CFA

What is CFA most useful for? I was told CFA is not useful for Investment banking (sell side), but it is well regarded at buy side – asset management, hedge fund, is that true?

you were misinformed. I would say IB Equity Research is the most appropriate position to pursue the CFA, then second buyside analyst that reads the research.

CFA is most useful for people who want to manage money and assets (i.e. portfolio managers) and the analysts that support them (mostly buyside analysts, but sell-side analysts can also benefit). To some extent, the stuff learned in CFA can help with IB, but there are probably more direct, efficient, and less painful ways to get IB specific knowledge.

I don’t think you fully understand the business.
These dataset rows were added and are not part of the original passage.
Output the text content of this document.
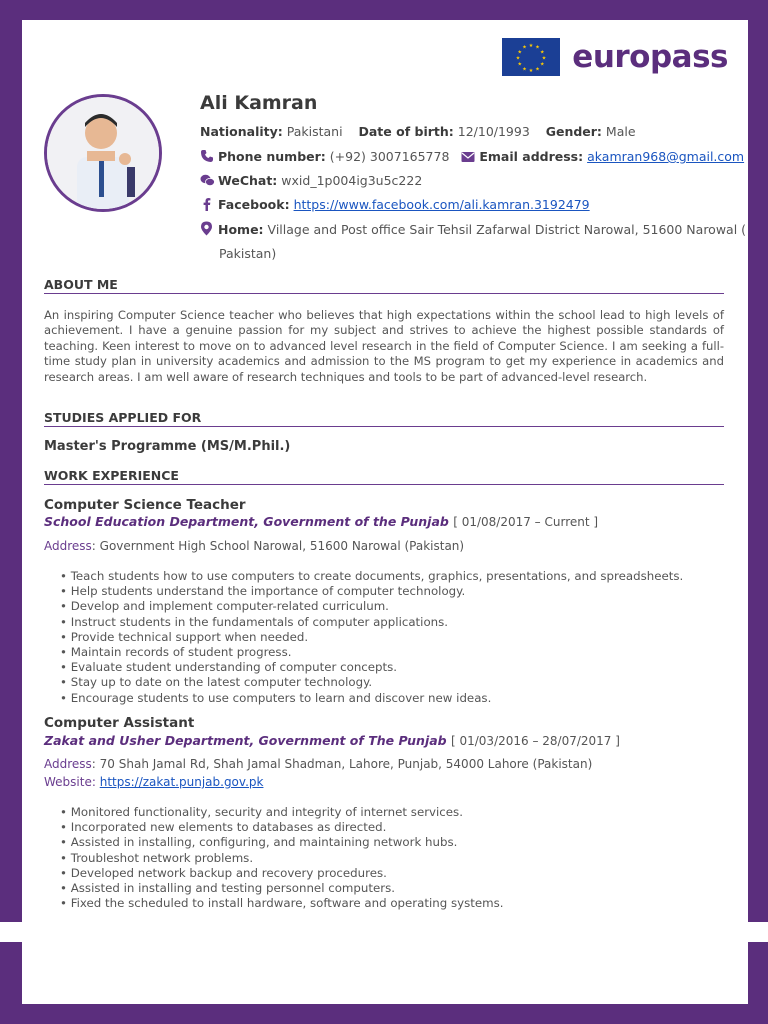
★ ★
★
★
★
★
★
★
★
★
★
★ europass
Ali Kamran
Nationality: Pakistani Date of birth: 12/10/1993 Gender: Male
Phone number: (+92) 3007165778 Email address: akamran968@gmail.com
WeChat: wxid_1p004ig3u5c222
Facebook: https://www.facebook.com/ali.kamran.3192479
Home: Village and Post office Sair Tehsil Zafarwal District Narowal, 51600 Narowal (
Pakistan)
ABOUT ME
An inspiring Computer Science teacher who believes that high expectations within the school lead to high levels of achievement. I have a genuine passion for my subject and strives to achieve the highest possible standards of teaching. Keen interest to move on to advanced level research in the field of Computer Science. I am seeking a full-time study plan in university academics and admission to the MS program to get my experience in academics and research areas. I am well aware of research techniques and tools to be part of advanced-level research.
STUDIES APPLIED FOR
Master's Programme (MS/M.Phil.)
WORK EXPERIENCE
Computer Science Teacher
School Education Department, Government of the Punjab [ 01/08/2017 – Current ]
Address: Government High School Narowal, 51600 Narowal (Pakistan)
• Teach students how to use computers to create documents, graphics, presentations, and spreadsheets.
• Help students understand the importance of computer technology.
• Develop and implement computer-related curriculum.
• Instruct students in the fundamentals of computer applications.
• Provide technical support when needed.
• Maintain records of student progress.
• Evaluate student understanding of computer concepts.
• Stay up to date on the latest computer technology.
• Encourage students to use computers to learn and discover new ideas.
Computer Assistant
Zakat and Usher Department, Government of The Punjab [ 01/03/2016 – 28/07/2017 ]
Address: 70 Shah Jamal Rd, Shah Jamal Shadman, Lahore, Punjab, 54000 Lahore (Pakistan)
Website: https://zakat.punjab.gov.pk
• Monitored functionality, security and integrity of internet services.
• Incorporated new elements to databases as directed.
• Assisted in installing, configuring, and maintaining network hubs.
• Troubleshot network problems.
• Developed network backup and recovery procedures.
• Assisted in installing and testing personnel computers.
• Fixed the scheduled to install hardware, software and operating systems.
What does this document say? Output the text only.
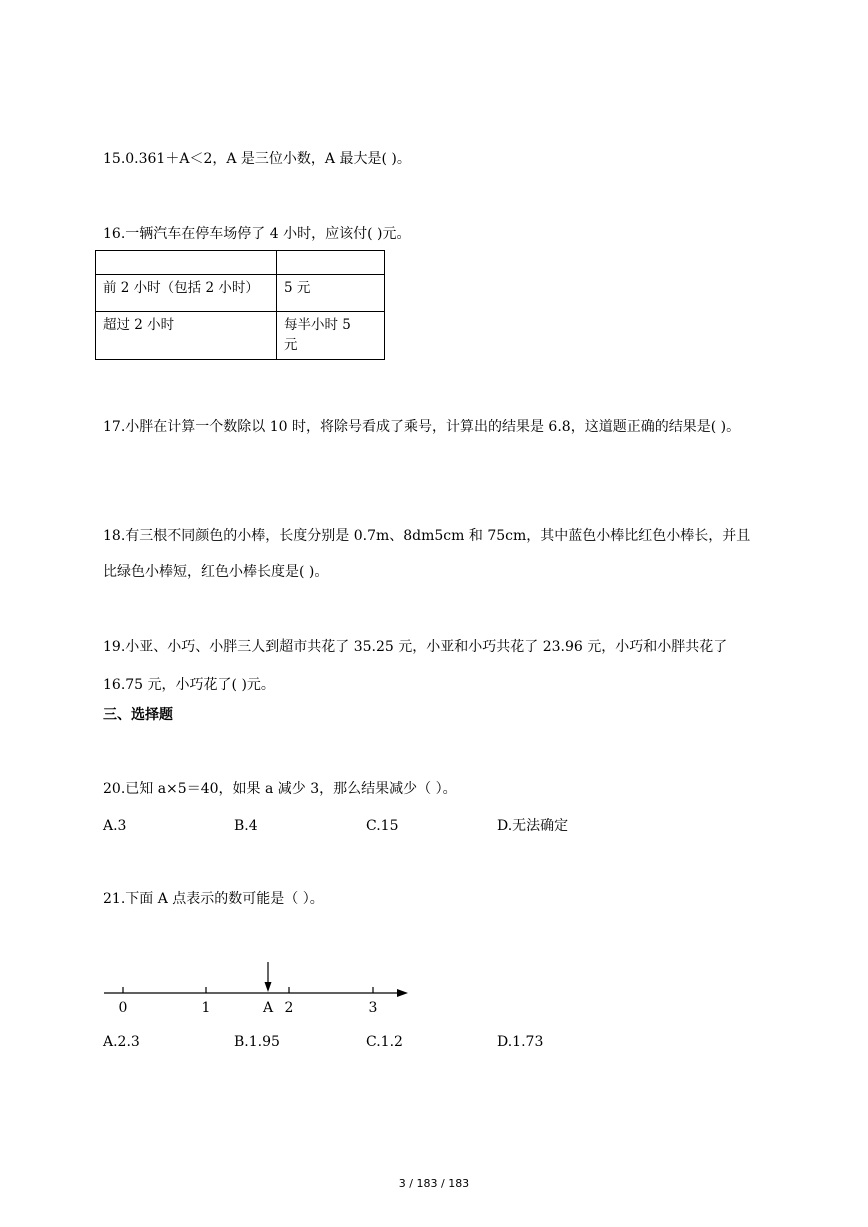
15.0.361＋A＜2，A 是三位小数，A 最大是( )。
16.一辆汽车在停车场停了 4 小时，应该付( )元。

前 2 小时（包括 2 小时）	5 元
超过 2 小时	每半小时 5 元
17.小胖在计算一个数除以 10 时，将除号看成了乘号，计算出的结果是 6.8，这道题正确的结果是( )。
18.有三根不同颜色的小棒，长度分别是 0.7m、8dm5cm 和 75cm，其中蓝色小棒比红色小棒长，并且比绿色小棒短，红色小棒长度是( )。
19.小亚、小巧、小胖三人到超市共花了 35.25 元，小亚和小巧共花了 23.96 元，小巧和小胖共花了 16.75 元，小巧花了( )元。
三、选择题
20.已知 a×5＝40，如果 a 减少 3，那么结果减少（ ）。
A.3	B.4	C.15	D.无法确定
21.下面 A 点表示的数可能是（ ）。
0	1	2	3
A
A.2.3	B.1.95	C.1.2	D.1.73
3 / 183 / 183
Investment banks have investment bankers (M&A types) who would not see much benefit. They also have research folks, who would benefit.
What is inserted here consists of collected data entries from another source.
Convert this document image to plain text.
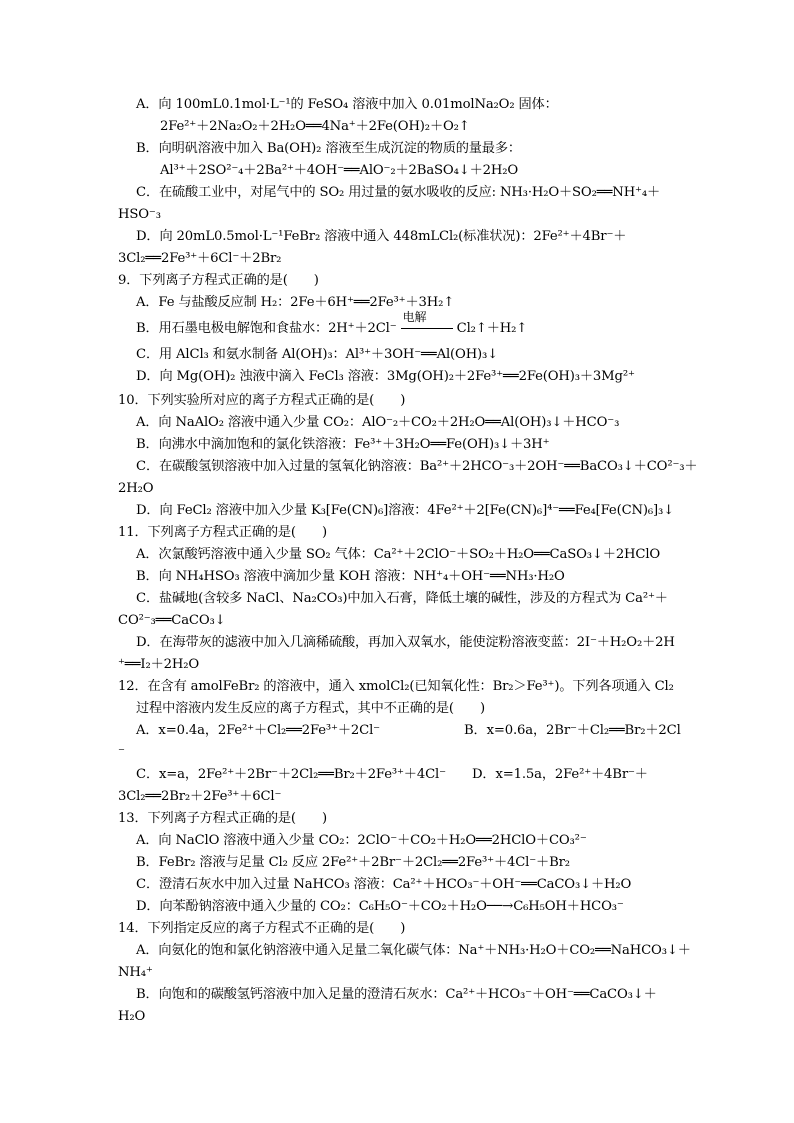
A．向 100mL0.1mol·L⁻¹的 FeSO₄ 溶液中加入 0.01molNa₂O₂ 固体：
2Fe²⁺＋2Na₂O₂＋2H₂O══4Na⁺＋2Fe(OH)₂＋O₂↑
B．向明矾溶液中加入 Ba(OH)₂ 溶液至生成沉淀的物质的量最多：
Al³⁺＋2SO²⁻₄＋2Ba²⁺＋4OH⁻══AlO⁻₂＋2BaSO₄↓＋2H₂O
C．在硫酸工业中，对尾气中的 SO₂ 用过量的氨水吸收的反应: NH₃·H₂O＋SO₂══NH⁺₄＋
HSO⁻₃
D．向 20mL0.5mol·L⁻¹FeBr₂ 溶液中通入 448mLCl₂(标准状况)：2Fe²⁺＋4Br⁻＋
3Cl₂══2Fe³⁺＋6Cl⁻＋2Br₂
9．下列离子方程式正确的是(　　)
A．Fe 与盐酸反应制 H₂：2Fe＋6H⁺══2Fe³⁺＋3H₂↑
B．用石墨电极电解饱和食盐水：2H⁺＋2Cl⁻
电解
Cl₂↑＋H₂↑
C．用 AlCl₃ 和氨水制备 Al(OH)₃：Al³⁺＋3OH⁻══Al(OH)₃↓
D．向 Mg(OH)₂ 浊液中滴入 FeCl₃ 溶液：3Mg(OH)₂＋2Fe³⁺══2Fe(OH)₃＋3Mg²⁺
10．下列实验所对应的离子方程式正确的是(　　)
A．向 NaAlO₂ 溶液中通入少量 CO₂：AlO⁻₂＋CO₂＋2H₂O══Al(OH)₃↓＋HCO⁻₃
B．向沸水中滴加饱和的氯化铁溶液：Fe³⁺＋3H₂O══Fe(OH)₃↓＋3H⁺
C．在碳酸氢钡溶液中加入过量的氢氧化钠溶液：Ba²⁺＋2HCO⁻₃＋2OH⁻══BaCO₃↓＋CO²⁻₃＋
2H₂O
D．向 FeCl₂ 溶液中加入少量 K₃[Fe(CN)₆]溶液：4Fe²⁺＋2[Fe(CN)₆]⁴⁻══Fe₄[Fe(CN)₆]₃↓
11．下列离子方程式正确的是(　　)
A．次氯酸钙溶液中通入少量 SO₂ 气体：Ca²⁺＋2ClO⁻＋SO₂＋H₂O══CaSO₃↓＋2HClO
B．向 NH₄HSO₃ 溶液中滴加少量 KOH 溶液：NH⁺₄＋OH⁻══NH₃·H₂O
C．盐碱地(含较多 NaCl、Na₂CO₃)中加入石膏，降低土壤的碱性，涉及的方程式为 Ca²⁺＋
CO²⁻₃══CaCO₃↓
D．在海带灰的滤液中加入几滴稀硫酸，再加入双氧水，能使淀粉溶液变蓝：2I⁻＋H₂O₂＋2H
⁺══I₂＋2H₂O
12．在含有 amolFeBr₂ 的溶液中，通入 xmolCl₂(已知氧化性：Br₂＞Fe³⁺)。下列各项通入 Cl₂
过程中溶液内发生反应的离子方程式，其中不正确的是(　　)
A．x=0.4a，2Fe²⁺＋Cl₂══2Fe³⁺＋2Cl⁻	B．x=0.6a，2Br⁻＋Cl₂══Br₂＋2Cl
⁻
C．x=a，2Fe²⁺＋2Br⁻＋2Cl₂══Br₂＋2Fe³⁺＋4Cl⁻　　D．x=1.5a，2Fe²⁺＋4Br⁻＋
3Cl₂══2Br₂＋2Fe³⁺＋6Cl⁻
13．下列离子方程式正确的是(　　)
A．向 NaClO 溶液中通入少量 CO₂：2ClO⁻＋CO₂＋H₂O══2HClO＋CO₃²⁻
B．FeBr₂ 溶液与足量 Cl₂ 反应 2Fe²⁺＋2Br⁻＋2Cl₂══2Fe³⁺＋4Cl⁻＋Br₂
C．澄清石灰水中加入过量 NaHCO₃ 溶液：Ca²⁺＋HCO₃⁻＋OH⁻══CaCO₃↓＋H₂O
D．向苯酚钠溶液中通入少量的 CO₂：C₆H₅O⁻＋CO₂＋H₂O──→C₆H₅OH＋HCO₃⁻
14．下列指定反应的离子方程式不正确的是(　　)
A．向氨化的饱和氯化钠溶液中通入足量二氧化碳气体：Na⁺＋NH₃·H₂O＋CO₂══NaHCO₃↓＋
NH₄⁺
B．向饱和的碳酸氢钙溶液中加入足量的澄清石灰水：Ca²⁺＋HCO₃⁻＋OH⁻══CaCO₃↓＋
H₂O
Yeah, that makes sense. I knew there was a little bit of overlap between IB and CFA, given that IB types have to come up with valuations and a lot of CFA stuff is oriented to how you value things, but you’re right that it’s mostly the analysts supporting IPOs and M&A activity who would benefit from CFA stuff. Probably a more direct way to get at that would be to do one of the Wall Street Prep, Wall Street Training, etc. modules. These aren’t the sort of things you would stick on a business card when you’re done, but they have the advantage of a) being cheaper than three levels of CFA, and b) being shorter to complete (can do it in a few days to a week, depending on how much you are trying to do). And it might help to point out on a resume that you’ve done them. As for getting into IB, my sense is that the big banks have a pretty routinized recruiting process that targets people coming out of top schools and MBA programs. If you don’t get in there, your best chance is networking, and even that is hard to do in the IB world (I’m told).

I want to use it: a) to get into a better MBA program (didn’t go to a top undergrad program), and to b) leverage against a job in trading. Any thoughts on this?